Demand for energy efficiency boosts Southeast Asian integrated facilities management market
Frost & Sullivan’s recent analysis on Southeast Asian integrated facilities management (IFM) finds that the IFM market is on an upswing in the region due to the demand for energy efficiency, regulatory support, narrowing expectation gaps between service providers and end-users, and the emergence of service providers that offer specialized FM services.
As a result, this market is estimated to garner $2.41 billion in revenue by 2025 from $1.82 billion in 2020, registering a 5.8 per cent compound annual growth rate (CAGR).
Additionally, the increasing deployment of technologies due to COVID-19 and environment-conscious consumers’ emphasis on adopting energy-efficient methods will further expedite market progress.
Though IFM adoption levels are anticipated to vary across the Southeast Asian countries, Singapore and Malaysia are expected to observe the highest adoption rates.

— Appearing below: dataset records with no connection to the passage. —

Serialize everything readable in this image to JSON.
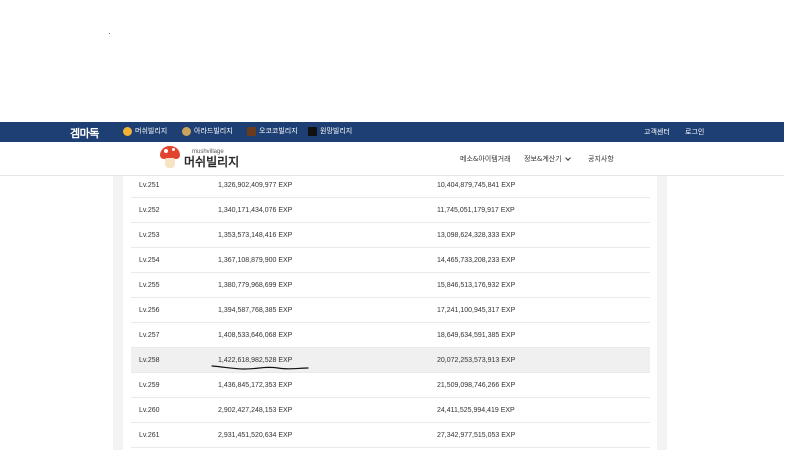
{
  "topbar": {
    "brand": "겜마독",
    "nav_items": [
      {
        "label": "머쉬빌리지",
        "icon": "mushroom-icon"
      },
      {
        "label": "아라드빌리지",
        "icon": "arad-icon"
      },
      {
        "label": "오코코빌리지",
        "icon": "okoko-icon"
      },
      {
        "label": "원망빌리지",
        "icon": "wonmang-icon"
      }
    ],
    "customer_center": "고객센터",
    "login": "로그인"
  },
  "header": {
    "logo_small": "mushvillage",
    "logo_big": "머쉬빌리지",
    "menu": {
      "trade": "메소&아이템거래",
      "info": "정보&계산기",
      "notice": "공지사항"
    }
  },
  "table": {
    "rows": [
      {
        "lv": "Lv.251",
        "exp": "1,326,902,409,977 EXP",
        "total": "10,404,879,745,841 EXP"
      },
      {
        "lv": "Lv.252",
        "exp": "1,340,171,434,076 EXP",
        "total": "11,745,051,179,917 EXP"
      },
      {
        "lv": "Lv.253",
        "exp": "1,353,573,148,416 EXP",
        "total": "13,098,624,328,333 EXP"
      },
      {
        "lv": "Lv.254",
        "exp": "1,367,108,879,900 EXP",
        "total": "14,465,733,208,233 EXP"
      },
      {
        "lv": "Lv.255",
        "exp": "1,380,779,968,699 EXP",
        "total": "15,846,513,176,932 EXP"
      },
      {
        "lv": "Lv.256",
        "exp": "1,394,587,768,385 EXP",
        "total": "17,241,100,945,317 EXP"
      },
      {
        "lv": "Lv.257",
        "exp": "1,408,533,646,068 EXP",
        "total": "18,649,634,591,385 EXP"
      },
      {
        "lv": "Lv.258",
        "exp": "1,422,618,982,528 EXP",
        "total": "20,072,253,573,913 EXP"
      },
      {
        "lv": "Lv.259",
        "exp": "1,436,845,172,353 EXP",
        "total": "21,509,098,746,266 EXP"
      },
      {
        "lv": "Lv.260",
        "exp": "2,902,427,248,153 EXP",
        "total": "24,411,525,994,419 EXP"
      },
      {
        "lv": "Lv.261",
        "exp": "2,931,451,520,634 EXP",
        "total": "27,342,977,515,053 EXP"
      }
    ],
    "highlighted_row": "Lv.258"
  },
  "colors": {
    "topbar": "#1e3f73",
    "highlight_row": "#f0f0f0",
    "annotation": "#111111"
  }
}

“Changes in the mindset across all stakeholders, including service providers, clients, and occupiers, are significantly impacting facilities management (FM), whether in terms of a value proposition or service requirements,” said Janice Wung, Program Manager, Industrial Practice, Frost & Sullivan. “Innovation through the incorporation of technology-supported propositions or enabling technologies is key to the future of FM.”
The increasing demand for energy efficiency and sustainability is driving the IFM market, thereby presenting lucrative prospects for market participants, such as workplace management to optimize occupier experience; data analytics to improve maintenance and costs; energy management to optimize cost and comply with building standards; market collaboration and consolidation to leverage knowledge and experience.